---
license: mit
datasets:
  - OleehyO/latex-formulas-80M
  - marsianin500/Speech2Latex
  - Kyudan/MathBridge
language:
  - en
metrics:
  - cer
  - exact_match
  - bleu
base_model:
  - Salesforce/codet5p-220m
pipeline_tag: text-generation
tags:
  - LaTeX
  - math
  - text-to-LaTeX
  - translation
---

# IntelliTeX: Natural Language → LaTeX (Experimental)

## Model summary

**IntelliTeX** is an experimental Small Language Model (SLM) study for **converting English, spoken-style math descriptions into a single LaTeX equation**. It is intended as a research artifact (training regimes, decoding constraints, stress tests), not a production-ready LaTeX authoring system.

- **Base model:** `Salesforce/codet5p-220m` (CodeT5+ 220M)
- **Primary task:** text → LaTeX equation generation (single equation output)
- **Primary language:** English

## What the model is for

**Intended use**
- Drafting LaTeX equations from short natural-language descriptions
- Prototyping or benchmarking compact models on domain-specific translation

**Not recommended**
- Fully automated formula generation without verification

## Training approach (experimental study)

We evaluated multiple training configurations to understand what improves a compact model most:

1. **LoRA fine-tuning**: rapid iteration and capability checks  
2. **Full-parameter fine-tuning (FPFT)**: to measure the performance ceiling (LoRA often underperformed FPFT)
3. **Two-stage pipeline (continued pretraining → FPFT)** inspired by CodeT5+ training recipes:
   - **Stage 1: domain-adaptive continued pretraining** on *TeXTeller* with span-denoising + causal LM objectives  
     - ~4B tokens, ~76k steps
   - **Stage 2: supervised FPFT** on Speech2LaTeX text→LaTeX pairs

## Experiment Results

- **Full-parameter fine-tuning (FPFT) was the largest single driver of gains** in our experiments.

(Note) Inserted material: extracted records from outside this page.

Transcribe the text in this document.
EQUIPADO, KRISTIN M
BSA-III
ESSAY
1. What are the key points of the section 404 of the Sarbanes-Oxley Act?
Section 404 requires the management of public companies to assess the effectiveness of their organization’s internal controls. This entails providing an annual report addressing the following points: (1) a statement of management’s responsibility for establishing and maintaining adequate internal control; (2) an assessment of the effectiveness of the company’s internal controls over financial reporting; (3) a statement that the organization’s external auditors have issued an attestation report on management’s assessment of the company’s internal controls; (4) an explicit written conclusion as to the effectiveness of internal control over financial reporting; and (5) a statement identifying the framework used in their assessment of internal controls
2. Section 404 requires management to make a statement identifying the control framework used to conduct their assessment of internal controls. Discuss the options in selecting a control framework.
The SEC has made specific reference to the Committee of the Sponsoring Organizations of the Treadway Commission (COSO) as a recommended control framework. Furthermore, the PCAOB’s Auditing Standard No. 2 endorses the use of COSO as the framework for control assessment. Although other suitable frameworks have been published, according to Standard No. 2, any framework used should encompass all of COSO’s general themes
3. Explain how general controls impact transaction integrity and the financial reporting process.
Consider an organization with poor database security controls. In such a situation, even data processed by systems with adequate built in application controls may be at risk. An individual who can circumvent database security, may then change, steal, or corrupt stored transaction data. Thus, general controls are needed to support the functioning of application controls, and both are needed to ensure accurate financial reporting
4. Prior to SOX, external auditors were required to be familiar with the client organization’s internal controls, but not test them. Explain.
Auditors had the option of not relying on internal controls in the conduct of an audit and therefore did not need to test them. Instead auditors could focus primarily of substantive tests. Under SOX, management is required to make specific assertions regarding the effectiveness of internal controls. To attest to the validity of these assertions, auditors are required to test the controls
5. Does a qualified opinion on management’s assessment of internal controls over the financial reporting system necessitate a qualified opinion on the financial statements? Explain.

In our report, **FPFT CodeT5+ 220M reached EM 0.463**, which is ~**4×** higher than the **Qwen2.5-Coder 32B Instruct (EM 0.121)** under the same evaluation setup.
- **On the main Speech2LaTeX (S2L) benchmark,FPFT CodeT5+ 220M outperformed a larger 0.5B FPFT baseline** in our report, indicating that **training regime and architecture** can matter more than parameter count for this task.
- **Stage 1 (domain-adaptive continued pretraining) primarily improved robustness** rather than average-case performance: it **did not materially change EM on the main S2L test set** (e.g., **0.467** vs **0.463**), but helped more on stress conditions.
- **On MathBridge stress tests, CodeT5+ 220M with Stage 1 + FPFT closely matched a much larger 3B comparator** on long-context and long-target subsets, and outperformed the model with only FPFT.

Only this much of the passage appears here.